Les coachs de l'équipe de France Didier Dinart et Guillaume Gille lors du Mondial de handball, le 7 janvier 2017. — PASCAL GUYOT / AFP

Trois matchs, trois victoires, avec à chaque fois plus de 30 buts marqués. Même si cela a été plus accroché contre la Norvège dimanche, le début de Mondial des Experts ressemble à un long fleuve tranquille. Et ça n'est pas la Russie, mardi, puis la Pologne jeudi qui devraient empêcher que ça continue. Ce premier tour est comme prévu, une douce mise en bouche avant l'irremplaçable tension des matchs à élimination directe. 

Sauf que non, en fait. On se trompe, et Guillaume Gille était là pour le rappeler lundi matin en conférence de presse. «Le niveau international est tout sauf tranquille. C'est peut-être la perception que vous en avez, mais de l'intérieur je peux vous dire que ce n'est pas ça du tout, assure le coach des Bleus. Les trois matchs qu’on vient de livrer sont trois vrais matchs. Certains matchs sont plus générateurs d’émotions, c'est sûr, mais tous sont difficiles et les garçons ont mis tout ce qu’ils avaient dans ces batailles.»

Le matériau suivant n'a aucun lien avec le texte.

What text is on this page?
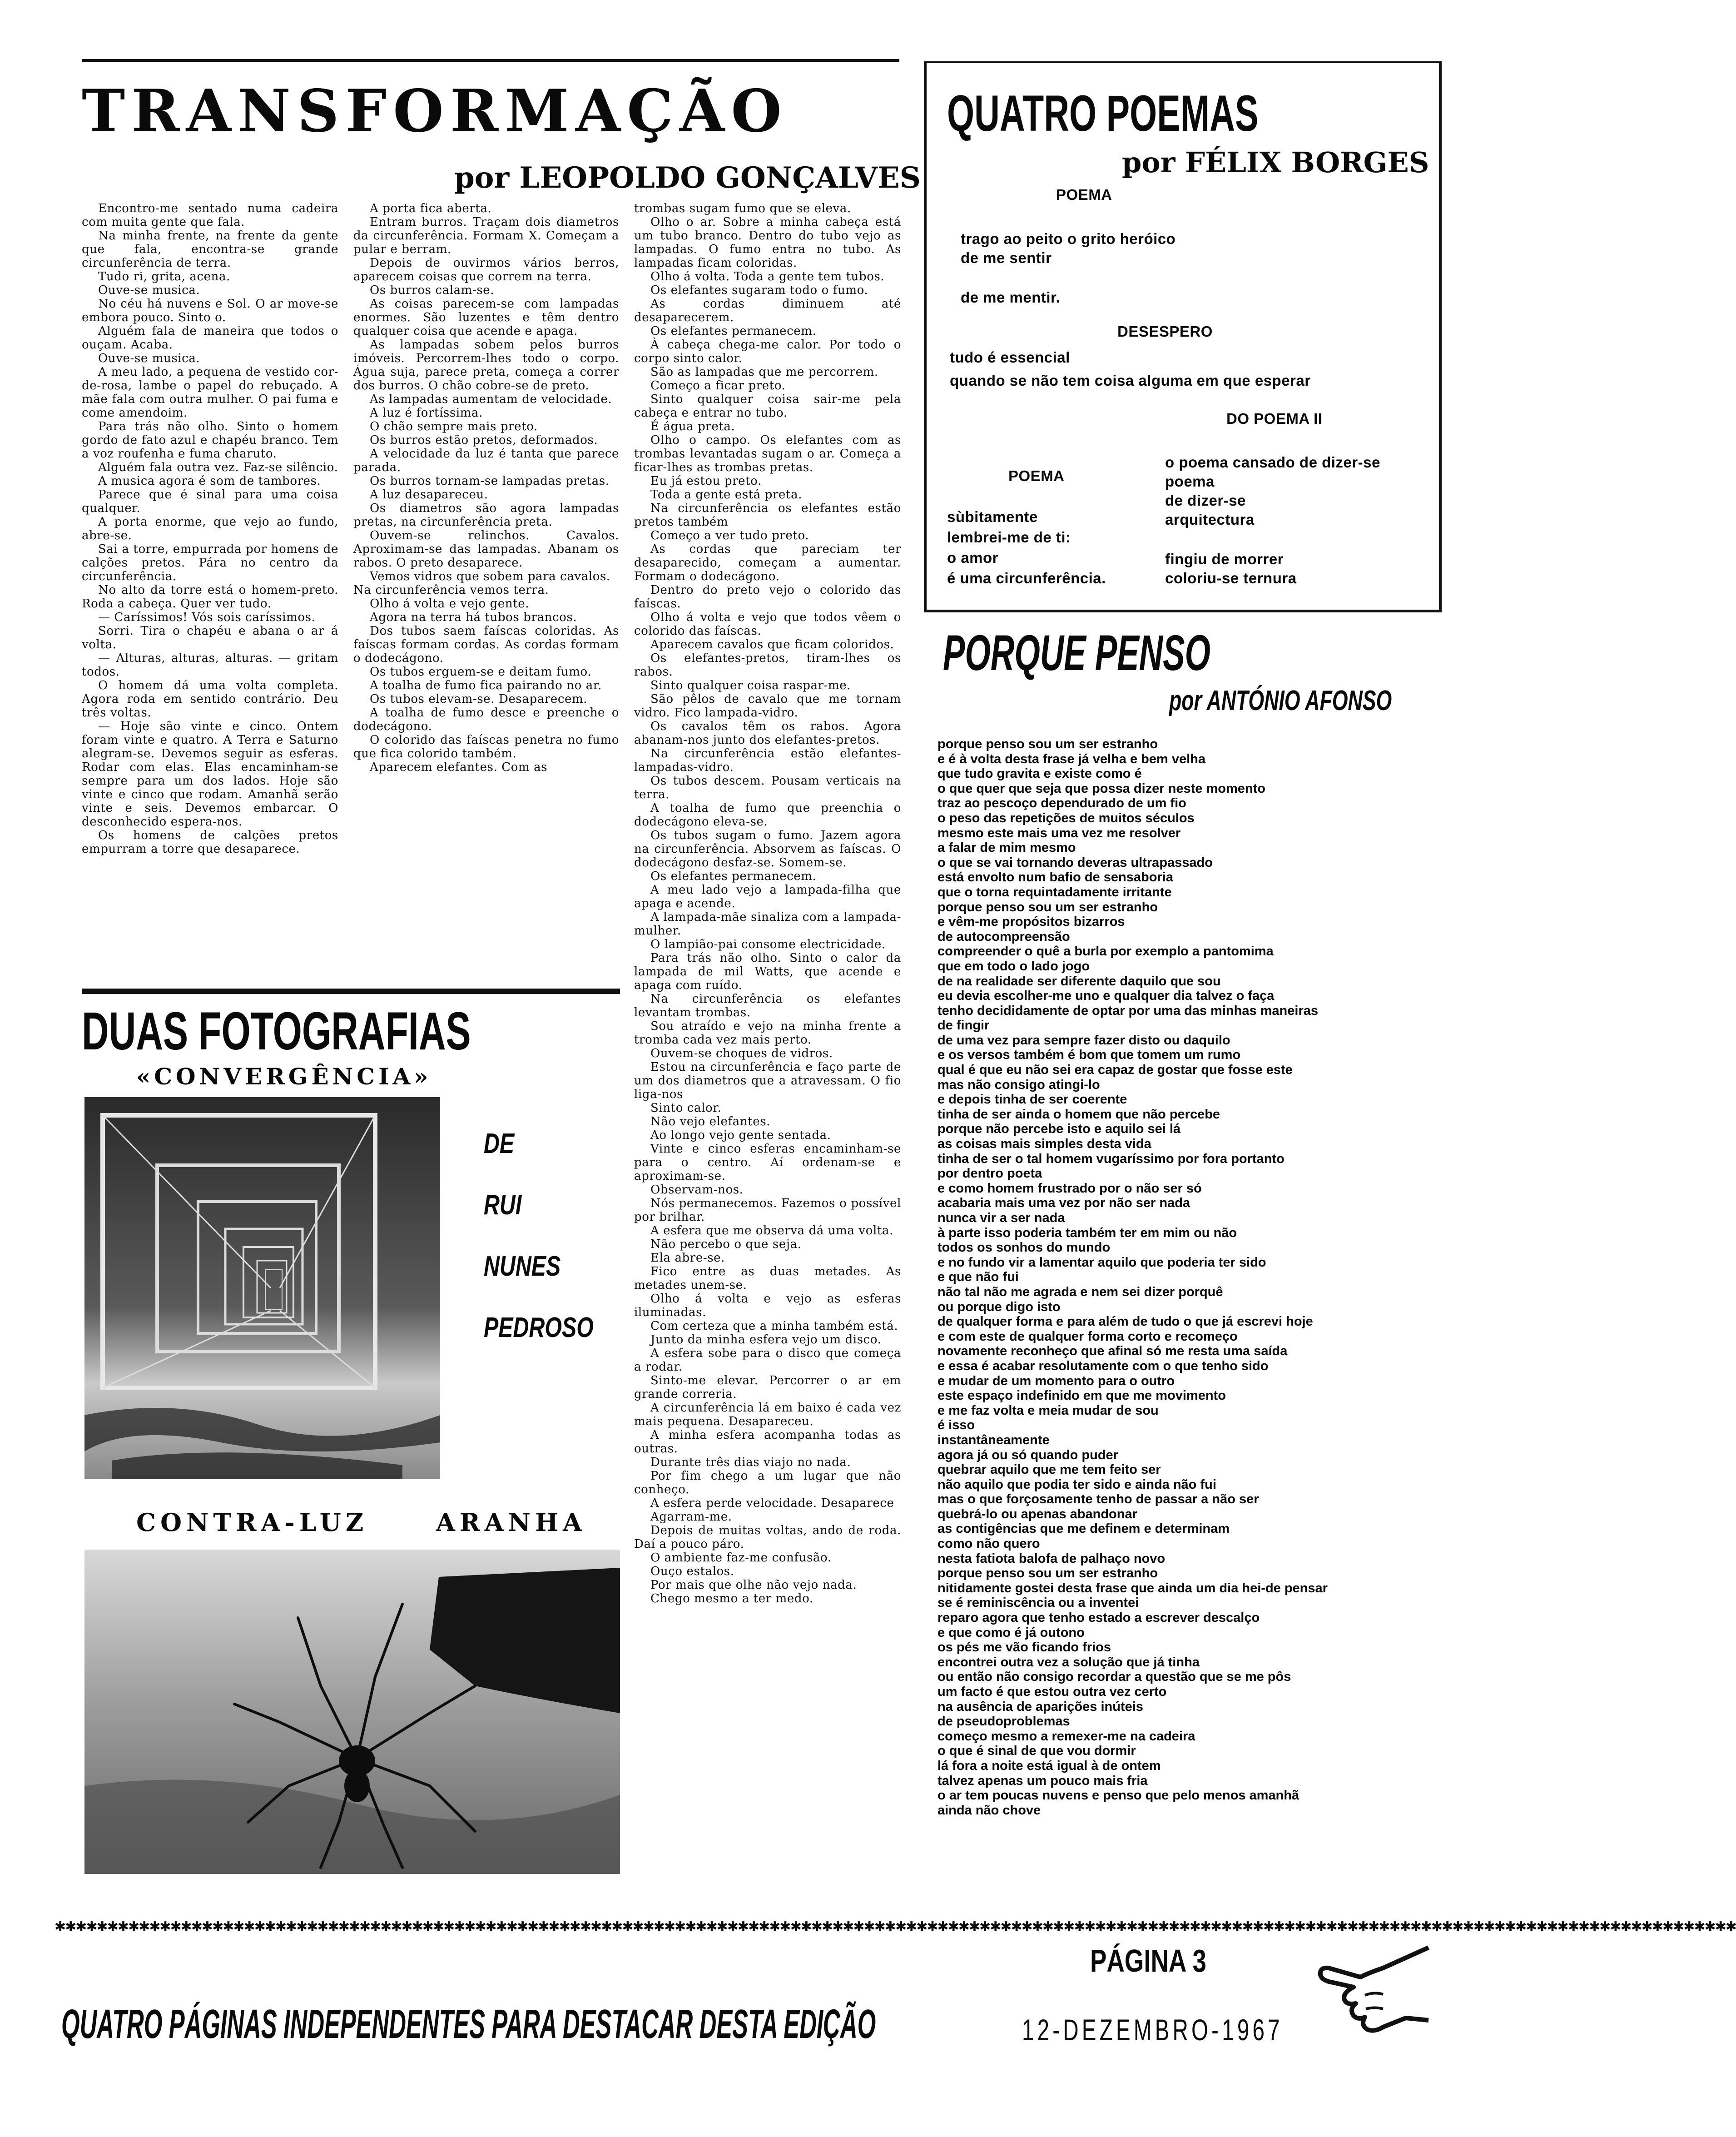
TRANSFORMAÇÃO
por LEOPOLDO GONÇALVES

Encontro-me sentado numa cadeira com muita gente que fala.

Na minha frente, na frente da gente que fala, encontra-se grande circunferência de terra.

Tudo ri, grita, acena.

Ouve-se musica.

No céu há nuvens e Sol. O ar move-se embora pouco. Sinto o.

Alguém fala de maneira que todos o ouçam. Acaba.

Ouve-se musica.

A meu lado, a pequena de vestido cor-de-rosa, lambe o papel do rebuçado. A mãe fala com outra mulher. O pai fuma e come amendoim.

Para trás não olho. Sinto o homem gordo de fato azul e chapéu branco. Tem a voz roufenha e fuma charuto.

Alguém fala outra vez. Faz-se silêncio.

A musica agora é som de tambores.

Parece que é sinal para uma coisa qualquer.

A porta enorme, que vejo ao fundo, abre-se.

Sai a torre, empurrada por homens de calções pretos. Pára no centro da circunferência.

No alto da torre está o homem-preto. Roda a cabeça. Quer ver tudo.

— Caríssimos! Vós sois caríssimos.

Sorri. Tira o chapéu e abana o ar á volta.

— Alturas, alturas, alturas. — gritam todos.

O homem dá uma volta completa. Agora roda em sentido contrário. Deu três voltas.

— Hoje são vinte e cinco. Ontem foram vinte e quatro. A Terra e Saturno alegram-se. Devemos seguir as esferas. Rodar com elas. Elas encaminham-se sempre para um dos lados. Hoje são vinte e cinco que rodam. Amanhã serão vinte e seis. Devemos embarcar. O desconhecido espera-nos.

Os homens de calções pretos empurram a torre que desaparece.

A porta fica aberta.

Entram burros. Traçam dois diametros da circunferência. Formam X. Começam a pular e berram.

Depois de ouvirmos vários berros, aparecem coisas que correm na terra.

Os burros calam-se.

As coisas parecem-se com lampadas enormes. São luzentes e têm dentro qualquer coisa que acende e apaga.

As lampadas sobem pelos burros imóveis. Percorrem-lhes todo o corpo. Água suja, parece preta, começa a correr dos burros. O chão cobre-se de preto.

As lampadas aumentam de velocidade.

A luz é fortíssima.

O chão sempre mais preto.

Os burros estão pretos, deformados.

A velocidade da luz é tanta que parece parada.

Os burros tornam-se lampadas pretas.

A luz desapareceu.

Os diametros são agora lampadas pretas, na circunferência preta.

Ouvem-se relinchos. Cavalos. Aproximam-se das lampadas. Abanam os rabos. O preto desaparece.

Vemos vidros que sobem para cavalos.

Na circunferência vemos terra.

Olho á volta e vejo gente.

Agora na terra há tubos brancos.

Dos tubos saem faíscas coloridas. As faíscas formam cordas. As cordas formam o dodecágono.

Os tubos erguem-se e deitam fumo.

A toalha de fumo fica pairando no ar.

Os tubos elevam-se. Desaparecem.

A toalha de fumo desce e preenche o dodecágono.

O colorido das faíscas penetra no fumo que fica colorido também.

Aparecem elefantes. Com as

trombas sugam fumo que se eleva.

Olho o ar. Sobre a minha cabeça está um tubo branco. Dentro do tubo vejo as lampadas. O fumo entra no tubo. As lampadas ficam coloridas.

Olho á volta. Toda a gente tem tubos.

Os elefantes sugaram todo o fumo.

As cordas diminuem até desaparecerem.

Os elefantes permanecem.

À cabeça chega-me calor. Por todo o corpo sinto calor.

São as lampadas que me percorrem.

Começo a ficar preto.

Sinto qualquer coisa sair-me pela cabeça e entrar no tubo.

É água preta.

Olho o campo. Os elefantes com as trombas levantadas sugam o ar. Começa a ficar-lhes as trombas pretas.

Eu já estou preto.

Toda a gente está preta.

Na circunferência os elefantes estão pretos também

Começo a ver tudo preto.

As cordas que pareciam ter desaparecido, começam a aumentar. Formam o dodecágono.

Dentro do preto vejo o colorido das faíscas.

Olho á volta e vejo que todos vêem o colorido das faíscas.

Aparecem cavalos que ficam coloridos.

Os elefantes-pretos, tiram-lhes os rabos.

Sinto qualquer coisa raspar-me.

São pêlos de cavalo que me tornam vidro. Fico lampada-vidro.

Os cavalos têm os rabos. Agora abanam-nos junto dos elefantes-pretos.

Na circunferência estão elefantes-lampadas-vidro.

Os tubos descem. Pousam verticais na terra.

A toalha de fumo que preenchia o dodecágono eleva-se.

Os tubos sugam o fumo. Jazem agora na circunferência. Absorvem as faíscas. O dodecágono desfaz-se. Somem-se.

Os elefantes permanecem.

A meu lado vejo a lampada-filha que apaga e acende.

A lampada-mãe sinaliza com a lampada-mulher.

O lampião-pai consome electricidade.

Para trás não olho. Sinto o calor da lampada de mil Watts, que acende e apaga com ruído.

Na circunferência os elefantes levantam trombas.

Sou atraído e vejo na minha frente a tromba cada vez mais perto.

Ouvem-se choques de vidros.

Estou na circunferência e faço parte de um dos diametros que a atravessam. O fio liga-nos

Sinto calor.

Não vejo elefantes.

Ao longo vejo gente sentada.

Vinte e cinco esferas encaminham-se para o centro. Aí ordenam-se e aproximam-se.

Observam-nos.

Nós permanecemos. Fazemos o possível por brilhar.

A esfera que me observa dá uma volta.

Não percebo o que seja.

Ela abre-se.

Fico entre as duas metades. As metades unem-se.

Olho á volta e vejo as esferas iluminadas.

Com certeza que a minha também está.

Junto da minha esfera vejo um disco.

A esfera sobe para o disco que começa a rodar.

Sinto-me elevar. Percorrer o ar em grande correria.

A circunferência lá em baixo é cada vez mais pequena. Desapareceu.

A minha esfera acompanha todas as outras.

Durante três dias viajo no nada.

Por fim chego a um lugar que não conheço.

A esfera perde velocidade. Desaparece

Agarram-me.

Depois de muitas voltas, ando de roda. Daí a pouco páro.

O ambiente faz-me confusão.

Ouço estalos.

Por mais que olhe não vejo nada.

Chego mesmo a ter medo.

DUAS FOTOGRAFIAS
«CONVERGÊNCIA»
DE
RUI
NUNES
PEDROSO
CONTRA-LUZ	ARANHA
QUATRO POEMAS
por FÉLIX BORGES
POEMA
trago ao peito o grito heróico
de me sentir
de me mentir.
DESESPERO
tudo é essencial
quando se não tem coisa alguma em que esperar
DO POEMA II
o poema cansado de dizer-se
poema
de dizer-se
arquitectura
fingiu de morrer
coloriu-se ternura
POEMA
sùbitamente
lembrei-me de ti:
o amor
é uma circunferência.
PORQUE PENSO
por ANTÓNIO AFONSO
porque penso sou um ser estranho
e é à volta desta frase já velha e bem velha
que tudo gravita e existe como é
o que quer que seja que possa dizer neste momento
traz ao pescoço dependurado de um fio
o peso das repetições de muitos séculos
mesmo este mais uma vez me resolver
a falar de mim mesmo
o que se vai tornando deveras ultrapassado
está envolto num bafio de sensaboria
que o torna requintadamente irritante
porque penso sou um ser estranho
e vêm-me propósitos bizarros
de autocompreensão
compreender o quê a burla por exemplo a pantomima
que em todo o lado jogo
de na realidade ser diferente daquilo que sou
eu devia escolher-me uno e qualquer dia talvez o faça
tenho decididamente de optar por uma das minhas maneiras
de fingir
de uma vez para sempre fazer disto ou daquilo
e os versos também é bom que tomem um rumo
qual é que eu não sei era capaz de gostar que fosse este
mas não consigo atingi-lo
e depois tinha de ser coerente
tinha de ser ainda o homem que não percebe
porque não percebe isto e aquilo sei lá
as coisas mais simples desta vida
tinha de ser o tal homem vugaríssimo por fora portanto
por dentro poeta
e como homem frustrado por o não ser só
acabaria mais uma vez por não ser nada
nunca vir a ser nada
à parte isso poderia também ter em mim ou não
todos os sonhos do mundo
e no fundo vir a lamentar aquilo que poderia ter sido
e que não fui
não tal não me agrada e nem sei dizer porquê
ou porque digo isto
de qualquer forma e para além de tudo o que já escrevi hoje
e com este de qualquer forma corto e recomeço
novamente reconheço que afinal só me resta uma saída
e essa é acabar resolutamente com o que tenho sido
e mudar de um momento para o outro
este espaço indefinido em que me movimento
e me faz volta e meia mudar de sou
é isso
instantâneamente
agora já ou só quando puder
quebrar aquilo que me tem feito ser
não aquilo que podia ter sido e ainda não fui
mas o que forçosamente tenho de passar a não ser
quebrá-lo ou apenas abandonar
as contigências que me definem e determinam
como não quero
nesta fatiota balofa de palhaço novo
porque penso sou um ser estranho
nitidamente gostei desta frase que ainda um dia hei-de pensar
se é reminiscência ou a inventei
reparo agora que tenho estado a escrever descalço
e que como é já outono
os pés me vão ficando frios
encontrei outra vez a solução que já tinha
ou então não consigo recordar a questão que se me pôs
um facto é que estou outra vez certo
na ausência de aparições inúteis
de pseudoproblemas
começo mesmo a remexer-me na cadeira
o que é sinal de que vou dormir
lá fora a noite está igual à de ontem
talvez apenas um pouco mais fria
o ar tem poucas nuvens e penso que pelo menos amanhã
ainda não chove
✱✱✱✱✱✱✱✱✱✱✱✱✱✱✱✱✱✱✱✱✱✱✱✱✱✱✱✱✱✱✱✱✱✱✱✱✱✱✱✱✱✱✱✱✱✱✱✱✱✱✱✱✱✱✱✱✱✱✱✱✱✱✱✱✱✱✱✱✱✱✱✱✱✱✱✱✱✱✱✱✱✱✱✱✱✱✱✱✱✱✱✱✱✱✱✱✱✱✱✱✱✱✱✱✱✱✱✱✱✱✱✱✱✱✱✱✱✱✱✱✱✱✱✱✱✱✱✱✱✱✱✱✱✱✱✱✱✱✱✱✱✱✱✱✱✱✱✱✱✱✱✱✱✱✱✱✱✱✱✱
PÁGINA 3
QUATRO PÁGINAS INDEPENDENTES PARA DESTACAR DESTA EDIÇÃO	12-DEZEMBRO-1967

Ce n'est pas son acolyte Didier Dinart qui dira le contraire. «Il ne faut pas négliger le Brésil, quand même, juge-t-il. On s’est rendu la tâche facile en prenant ça par le bon bout, mais ce n'est pas une équipe faible. Le Japon un peu plus. Et contre le Danemark, on a fait monter la confiance d'un cran. Il y avait peut-être un peu doute après blessure de Luka, et on a bien répondu.»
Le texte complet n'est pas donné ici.